Currently, any access regime that may cover the service must be considered and assessed against the certification principles in clause 6 of the COAG Competition Principles Agreement. This can be an expensive exercise.
This reform will streamline the National Competition Council and the minister’s assessment of declaration applications by only requiring an assessment of whether certified state or territory regimes apply to the service.
This reform is consistent with the commitment by States and Territories under the Competition and Infrastructure Reform Agreement to seek certification of their access regimes for nationally significant infrastructure by the end of 2010.
Once a regime has been certified, access seekers must use the certified state or territory regime. The service cannot be declared, nor can any access undertaking be approved under the National Access Regime.
I now turn to amendments to declaration applications.
The bill clarifies the National Competition Council’s existing ability to accept variations to applications where appropriate.
The National Competition Council will be able to accept variations to declaration applications where the variation would not cause undue delay or unduly prejudice the interests of others.
The bill also allows the National Competition Council to make decisions by circulation of a document for signature.
A decision without a meeting must be a unanimous decision of all councillors, (except those who are unable to vote on the resolution due to a pecuniary conflict of interest).
This will improve the National Competition Council’s decision-making processes.
Decision-making processes of the Australian Competition Tribunal will also be improved by the bill.
Currently, any decision to declare a service is automatically stayed by an appeal to the tribunal.
This creates a strong incentive for service providers to commence appeals and then delay their completion.
To address this concern, the tribunal will be empowered to determine whether a stay is appropriate.
If a stay is not granted, access seekers may begin to negotiate with the service provider, and may lodge an access dispute with the ACCC if negotiations are unsuccessful.
The ACCC will be able to commence arbitration but will not be able to make a final decision until the tribunal makes a decision on the review. If the tribunal overturns the decision, the arbitration is terminated.
This will speed up the resolution of access disputes as preliminary matters may be settled in advance of the tribunal’s final decision.

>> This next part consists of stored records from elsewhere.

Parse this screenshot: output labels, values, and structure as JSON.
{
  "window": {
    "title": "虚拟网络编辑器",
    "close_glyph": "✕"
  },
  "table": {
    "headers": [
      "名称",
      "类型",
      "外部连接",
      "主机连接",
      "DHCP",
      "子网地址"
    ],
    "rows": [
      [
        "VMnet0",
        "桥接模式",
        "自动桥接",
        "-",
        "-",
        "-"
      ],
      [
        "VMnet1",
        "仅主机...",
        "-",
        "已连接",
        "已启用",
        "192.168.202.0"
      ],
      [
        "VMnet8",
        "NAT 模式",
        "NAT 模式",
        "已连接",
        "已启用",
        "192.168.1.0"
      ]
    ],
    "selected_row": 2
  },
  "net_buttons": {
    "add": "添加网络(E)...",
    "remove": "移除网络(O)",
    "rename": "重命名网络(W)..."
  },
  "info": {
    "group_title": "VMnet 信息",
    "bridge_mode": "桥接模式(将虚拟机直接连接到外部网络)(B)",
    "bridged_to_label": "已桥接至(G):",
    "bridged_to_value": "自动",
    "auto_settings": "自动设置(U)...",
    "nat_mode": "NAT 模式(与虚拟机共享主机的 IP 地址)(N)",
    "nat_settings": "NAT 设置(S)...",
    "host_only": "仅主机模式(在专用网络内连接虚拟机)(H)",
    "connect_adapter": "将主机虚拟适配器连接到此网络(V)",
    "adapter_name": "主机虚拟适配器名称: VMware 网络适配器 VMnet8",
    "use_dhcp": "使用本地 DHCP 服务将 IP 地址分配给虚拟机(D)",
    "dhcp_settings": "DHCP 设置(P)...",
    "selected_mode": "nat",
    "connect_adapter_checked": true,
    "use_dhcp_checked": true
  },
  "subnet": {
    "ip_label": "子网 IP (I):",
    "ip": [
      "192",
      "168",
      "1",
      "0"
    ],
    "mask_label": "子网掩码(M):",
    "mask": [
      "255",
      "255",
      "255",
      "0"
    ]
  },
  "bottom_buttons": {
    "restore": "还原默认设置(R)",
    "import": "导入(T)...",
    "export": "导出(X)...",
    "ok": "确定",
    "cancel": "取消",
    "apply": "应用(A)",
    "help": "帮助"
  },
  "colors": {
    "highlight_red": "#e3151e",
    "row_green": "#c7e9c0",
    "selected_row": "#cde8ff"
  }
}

Another improvement to the operation of the tribunal relates to the ability to award costs in review of declaration decisions.
Unlike most court proceedings, and unlike matters arising in the tribunal in relation to the regulation of gas pipelines, there is currently no provision for ordering costs in reviews of declaration decisions.
Allowing the tribunal to order costs will reduce incentives for delaying tactics, frivolous review applications and other inappropriate behaviour.
In conclusion, this bill contains a number of modest but important measures to increase regulatory certainty and improve decision-making processes under the National Access Regime.
With the release of the latest population projections, suggesting a population of 35 million by 2049, Australia is facing a huge infrastructure investment challenge. That challenge is compounded by the imperative of ensuring there is sufficient national export infrastructure to enable Australia to respond to the opportunities presented by the phenomenal growth of China and other countries in our region. As a parliament, we need to ensure there are strong private sector incentives to make the infrastructure investments Australia needs and to promote the efficient use of that infrastructure.
I would like to thank my predecessor, the Hon. Chris Bowen MP, for his efforts in developing this reform package.
I would also like to thank premiers and chief ministers for providing their views on the reform package.
I appreciate the efforts of the National Access Regime regulators in assisting with the development of the bill.
Debate (on motion by Mr Haase) adjourned.